Nassau in 1996 agreed to pay the MTA $102 million as reimbursement for projects that "benefited the county" and, in return, the MTA agreed to give Nassau $51 million immediately as a cash infusion, according to court documents. Then-County Executive Thomas Gulotta, a Republican, used the money to plug county deficits and Nassau issued bonds to raise the $102 million.
In 2001, Nassau stopped making payments to the MTA on the remaining amount of the debt -- after then-county Comptroller Fred Parola raised questions about the deal and filed a lawsuit claiming the 1996 agreement was illegal and unenforceable.
In 2008, the MTA filed a counterclaim against Nassau for breach of contract and violation of fiduciary duty.
In 2011, a trial court ruled in favor of the MTA, awarding $18.3 million for its counterclaims and authorizing it to proceed with other projects not to exceed $7.36 million -- with Nassau footing the bill.
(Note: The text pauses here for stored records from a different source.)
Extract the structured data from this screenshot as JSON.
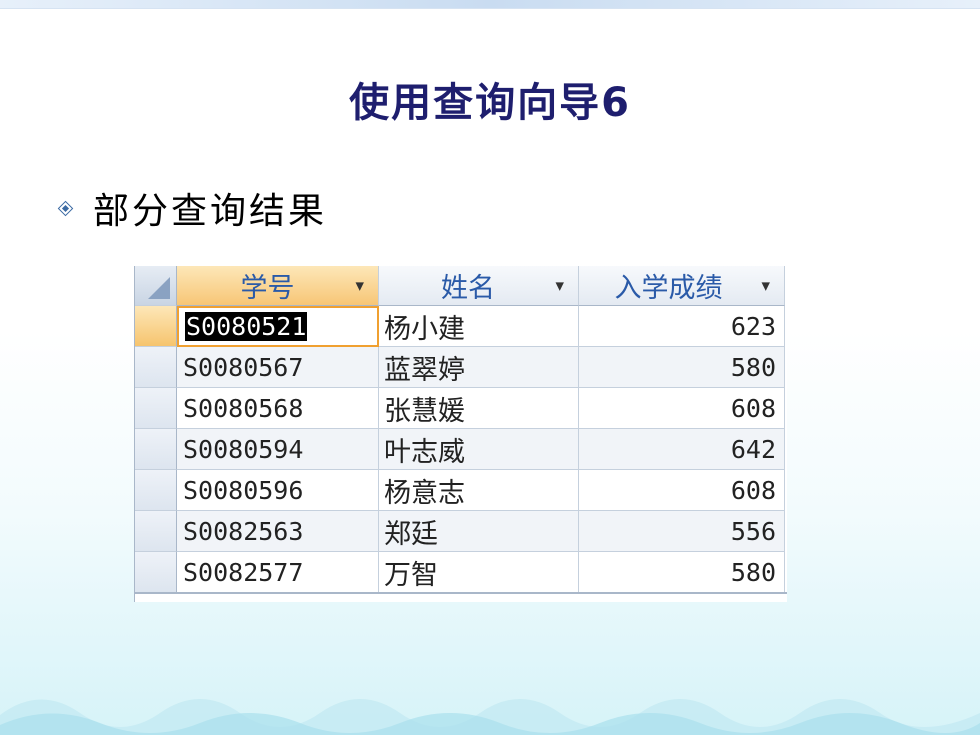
{
  "slide": {
    "title": "使用查询向导6",
    "bullet": "部分查询结果"
  },
  "table": {
    "columns": [
      {
        "label": "学号"
      },
      {
        "label": "姓名"
      },
      {
        "label": "入学成绩"
      }
    ],
    "rows": [
      {
        "id": "S0080521",
        "name": "杨小建",
        "score": "623"
      },
      {
        "id": "S0080567",
        "name": "蓝翠婷",
        "score": "580"
      },
      {
        "id": "S0080568",
        "name": "张慧媛",
        "score": "608"
      },
      {
        "id": "S0080594",
        "name": "叶志威",
        "score": "642"
      },
      {
        "id": "S0080596",
        "name": "杨意志",
        "score": "608"
      },
      {
        "id": "S0082563",
        "name": "郑廷",
        "score": "556"
      },
      {
        "id": "S0082577",
        "name": "万智",
        "score": "580"
      }
    ]
  },
  "colors": {
    "title": "#1e1e6e",
    "header_text": "#2a5aa8",
    "active_header": "#f7c676"
  },
  "icons": {
    "dropdown": "chevron-down-icon",
    "bullet": "diamond-bullet-icon",
    "select_all": "select-all-corner-icon"
  }
}
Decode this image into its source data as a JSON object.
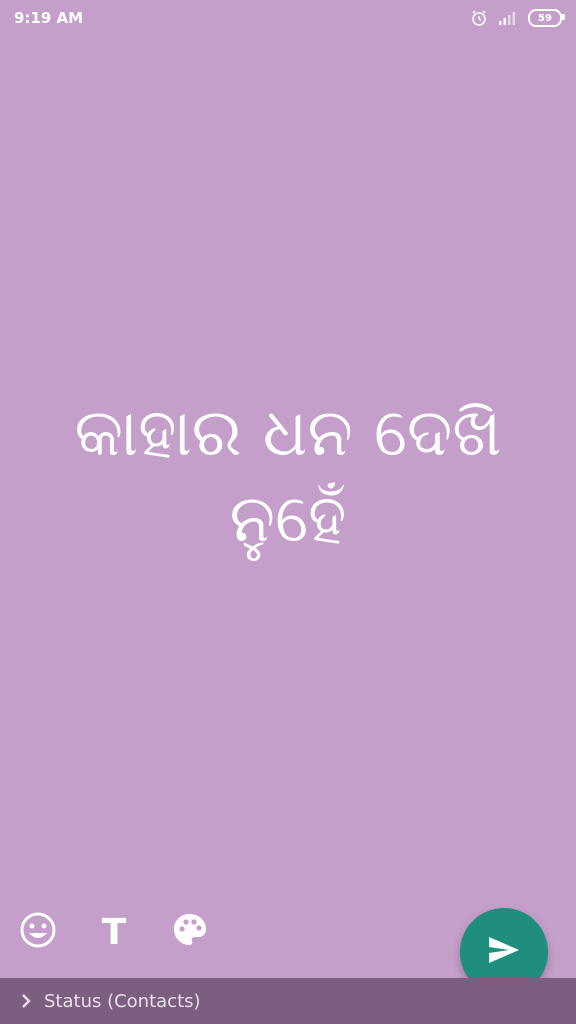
{
  "statusbar": {
    "time": "9:19 AM",
    "battery": "59",
    "icons": [
      "alarm-icon",
      "signal-icon",
      "battery-icon"
    ]
  },
  "status": {
    "text": "କାହାର ଧନ ଦେଖି ନୁହେଁ"
  },
  "tools": {
    "text_tool_label": "T",
    "icons": [
      "emoji-icon",
      "text-icon",
      "palette-icon"
    ]
  },
  "send": {
    "icon": "send-icon",
    "color": "#1f8e7e"
  },
  "footer": {
    "label": "Status (Contacts)",
    "icon": "chevron-right-icon"
  },
  "colors": {
    "background": "#c39fca",
    "footer": "#7c5f80",
    "fab": "#1f8e7e"
  }
}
Last October, the midlevel Appellate Division affirmed the lower court ruling.
Thursday, the state's highest court dismissed Nassau's request for appeal.
"The MTA is gratified that the state courts are requiring Nassau County to live up to its obligations under our agreements," MTA spokesman Adam Lisberg said in an email.
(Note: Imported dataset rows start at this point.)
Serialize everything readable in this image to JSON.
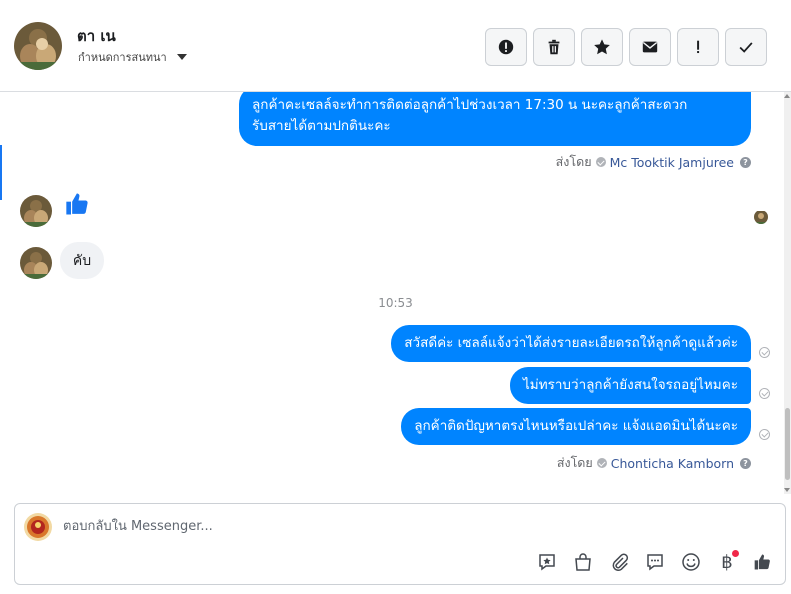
{
  "header": {
    "name": "ตา เน",
    "assign_label": "กำหนดการสนทนา"
  },
  "thread": {
    "msg1_line1": "ลูกค้าคะเซลล์จะทำการติดต่อลูกค้าไปช่วงเวลา 17:30 น นะคะลูกค้าสะดวก",
    "msg1_line2": "รับสายได้ตามปกตินะคะ",
    "sent_by_1": {
      "label": "ส่งโดย",
      "name": "Mc Tooktik Jamjuree"
    },
    "reply_in": "คับ",
    "time": "10:53",
    "msg2": "สวัสดีค่ะ เซลล์แจ้งว่าได้ส่งรายละเอียดรถให้ลูกค้าดูแล้วค่ะ",
    "msg3": "ไม่ทราบว่าลูกค้ายังสนใจรถอยู่ไหมคะ",
    "msg4": "ลูกค้าติดปัญหาตรงไหนหรือเปล่าคะ แจ้งแอดมินได้นะคะ",
    "sent_by_2": {
      "label": "ส่งโดย",
      "name": "Chonticha Kamborn"
    }
  },
  "composer": {
    "placeholder": "ตอบกลับใน Messenger...",
    "baht_symbol": "฿"
  },
  "icons": {
    "header_actions": [
      "alert-circle-icon",
      "trash-icon",
      "star-icon",
      "envelope-icon",
      "exclamation-icon",
      "check-icon"
    ],
    "composer_tools": [
      "saved-reply-icon",
      "shop-bag-icon",
      "attachment-icon",
      "quick-reply-icon",
      "emoji-icon",
      "baht-payment-icon",
      "like-icon"
    ]
  },
  "colors": {
    "bubble_out": "#0084ff",
    "bubble_in": "#f0f2f5",
    "accent": "#1877f2",
    "notify_dot": "#f02849"
  }
}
An aide to County Executive Edward Mangano blamed the Republican's predecessor, Democrat Thomas Suozzi.
"This ruling by the Court of Appeals brings an unfortunate end to a major mistake by the Suozzi administration in allowing a dead litigation . . . to be resurrected and then spending the bond proceeds earmarked to pay these charges to fill a budget gap," County Attorney John Ciampoli said in an email. "The taxpayers are now stuck with a $26 million bill because of this ill-advised maneuver."
Suozzi, who is in a Democratic primary against businessman Adam Haber for the right to challenge Mangano this fall, said responsibility rested with Mangano and Gulotta. "They love to borrow money, push the costs on to future generations, claim they freeze taxes and then blame somebody else for their problems," Suozzi said.